Türk-İş’in kısmi itirazının aksine saldırı daha büyük
Söz konusu bu iki maddenin dışında bütünü itibariyle bakıldığında sendikal hak ve özgürlüklere yeni barajlar ve engeller getiren, emekçilerin pek çok hakkını gasp eden AKP’nin işçi düşmanı yeni yasasına, Türk-İş’in yalnızca bu iki başlıkta itiraz etmesi dikkatlerden kaçmadı.
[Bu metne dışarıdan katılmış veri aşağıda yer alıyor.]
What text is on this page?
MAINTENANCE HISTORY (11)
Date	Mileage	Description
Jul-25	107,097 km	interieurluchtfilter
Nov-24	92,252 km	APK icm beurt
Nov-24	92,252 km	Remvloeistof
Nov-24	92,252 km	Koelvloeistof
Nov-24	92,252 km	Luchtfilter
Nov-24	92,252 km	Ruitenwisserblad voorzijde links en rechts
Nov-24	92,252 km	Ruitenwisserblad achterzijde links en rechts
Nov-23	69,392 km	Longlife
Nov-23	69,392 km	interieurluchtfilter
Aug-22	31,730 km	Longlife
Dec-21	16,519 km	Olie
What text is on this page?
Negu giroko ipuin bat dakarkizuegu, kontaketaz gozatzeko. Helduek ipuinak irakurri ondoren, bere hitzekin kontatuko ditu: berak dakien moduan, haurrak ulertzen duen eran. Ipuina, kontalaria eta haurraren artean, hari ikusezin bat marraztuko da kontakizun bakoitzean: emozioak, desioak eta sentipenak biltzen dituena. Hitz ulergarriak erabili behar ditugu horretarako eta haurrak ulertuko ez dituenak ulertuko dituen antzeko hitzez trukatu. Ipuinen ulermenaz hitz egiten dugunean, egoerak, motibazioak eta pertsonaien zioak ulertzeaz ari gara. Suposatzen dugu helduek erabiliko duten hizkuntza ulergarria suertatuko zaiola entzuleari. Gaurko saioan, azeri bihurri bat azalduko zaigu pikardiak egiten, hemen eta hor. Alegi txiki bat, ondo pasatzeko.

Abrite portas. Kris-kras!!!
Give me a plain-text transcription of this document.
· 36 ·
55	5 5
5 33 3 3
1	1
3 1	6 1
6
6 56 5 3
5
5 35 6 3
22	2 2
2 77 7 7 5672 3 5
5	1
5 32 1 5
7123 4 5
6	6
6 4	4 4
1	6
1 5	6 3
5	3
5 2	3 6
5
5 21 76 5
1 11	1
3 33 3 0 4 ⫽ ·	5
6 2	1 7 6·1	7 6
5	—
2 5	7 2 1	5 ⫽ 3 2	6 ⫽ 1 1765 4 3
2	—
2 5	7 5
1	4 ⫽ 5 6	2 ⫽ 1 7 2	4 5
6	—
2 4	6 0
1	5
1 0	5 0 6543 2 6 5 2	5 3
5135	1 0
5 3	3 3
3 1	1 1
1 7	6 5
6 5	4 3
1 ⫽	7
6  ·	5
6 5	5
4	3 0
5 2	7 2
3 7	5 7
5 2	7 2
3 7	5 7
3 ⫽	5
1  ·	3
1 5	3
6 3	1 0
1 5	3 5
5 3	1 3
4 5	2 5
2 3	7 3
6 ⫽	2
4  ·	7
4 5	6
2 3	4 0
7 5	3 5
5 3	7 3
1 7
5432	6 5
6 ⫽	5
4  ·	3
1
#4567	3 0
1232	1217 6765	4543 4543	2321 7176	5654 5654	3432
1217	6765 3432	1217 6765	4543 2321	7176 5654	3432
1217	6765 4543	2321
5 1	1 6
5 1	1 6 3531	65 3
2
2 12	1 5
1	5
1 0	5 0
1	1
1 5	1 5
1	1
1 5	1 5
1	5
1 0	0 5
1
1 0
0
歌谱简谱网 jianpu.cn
Hâlbuki Türk-iş’in kısmi itirazının ötesinde yeni yasayla birlikte Türkiye’deki çalışma ilişkilerinin bir gerçeği olan ve fiilen uygulandığı bilinen taşeron, güvencesiz, esnek ve geçici çalışma biçimine dayalı olan esneklik paradigması doğrultusunda toplu iş ilişkileri alanı yeni bir yasal düzenlemeye tabi kılınmakta.

Dolayısıyla Türk-İş’in kısa vadede hesapladığı çıkarlarının aksine AKP eliyle hegemonyasını arttıran sermaye, işçi sınıfına çok daha ciddi boyutlarda saldırmakta. Türk-İş’in takındığı bu kısır tavır ise söz konusu yasanın gerisindeki zihniyet algısının ve işçi sınıfına karşı yapılan ciddi saldırıların bütünlüklü değerlendirilmesini engellemekten öteye gitmiyor.